- Ну? Научи…
- То-то… Зазнались уж вы больно… Предлагают, так чванитесь.
- А для чего учиться-то?
- Дурак! Ты што показывал-то? Помнишь ли ты, что ты показывал на допросах? Подписывал?
Горюнов плохо понял его слова и стоял, вытаращивши на него глаза.
- Вот то-то и есть.
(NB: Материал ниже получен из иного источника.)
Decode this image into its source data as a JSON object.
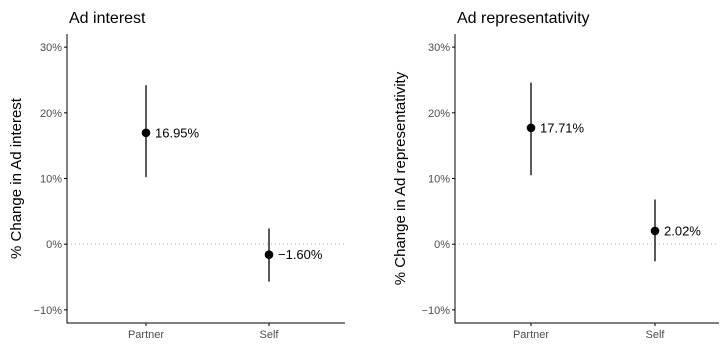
{
  "chart_data": [
    {
      "type": "scatter",
      "title": "Ad interest",
      "xlabel": "",
      "ylabel": "% Change in Ad interest",
      "categories": [
        "Partner",
        "Self"
      ],
      "values": [
        16.95,
        -1.6
      ],
      "lower": [
        10.2,
        -5.7
      ],
      "upper": [
        24.2,
        2.4
      ],
      "point_labels": [
        "16.95%",
        "−1.60%"
      ],
      "ylim": [
        -12,
        32
      ],
      "yticks": [
        -10,
        0,
        10,
        20,
        30
      ],
      "ytick_labels": [
        "−10%",
        "0%",
        "10%",
        "20%",
        "30%"
      ],
      "reference_line": 0,
      "grid": false
    },
    {
      "type": "scatter",
      "title": "Ad representativity",
      "xlabel": "",
      "ylabel": "% Change in Ad representativity",
      "categories": [
        "Partner",
        "Self"
      ],
      "values": [
        17.71,
        2.02
      ],
      "lower": [
        10.5,
        -2.6
      ],
      "upper": [
        24.6,
        6.8
      ],
      "point_labels": [
        "17.71%",
        "2.02%"
      ],
      "ylim": [
        -12,
        32
      ],
      "yticks": [
        -10,
        0,
        10,
        20,
        30
      ],
      "ytick_labels": [
        "−10%",
        "0%",
        "10%",
        "20%",
        "30%"
      ],
      "reference_line": 0,
      "grid": false
    }
  ],
  "colors": {
    "point": "#000000",
    "errorbar": "#000000",
    "axis": "#000000",
    "reference_line": "#b3b3b3",
    "tick_label": "#4d4d4d"
  }
}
Ведь ты не подписывал?
- Нет.
- Ну. А там, может, такие крюки вписаны, што тебя, может, в убийстве обвиняют. Дурак!
Панфил Прохорыч улыбнулся бессознательно.
- Чему смеешься? Дело говорю. Што ты показывал, помнишь ли?
Горюнов не знал, что сказать. Он действительно не помнил, что показывал. Ему только хорошо памятны были наказания. Он все-таки не понимал, к чему это Гусев хочет учить его писать и какая от этого может быть ему польза.
Весь этот день прошел в советах Гусева о том, как он, Панфил, может много выиграть от обучения письму. Он на допросе может сказать, что его даже и не спрашивали прежде, а только постоянно наказывали. А что он был наказываем, так доказательством этому служит то, что он вскоре по прибытии в город попал в лазарет. Показаний он никаких не подписывал. Несколько больных, слышавших советы Гусева, одобряли это.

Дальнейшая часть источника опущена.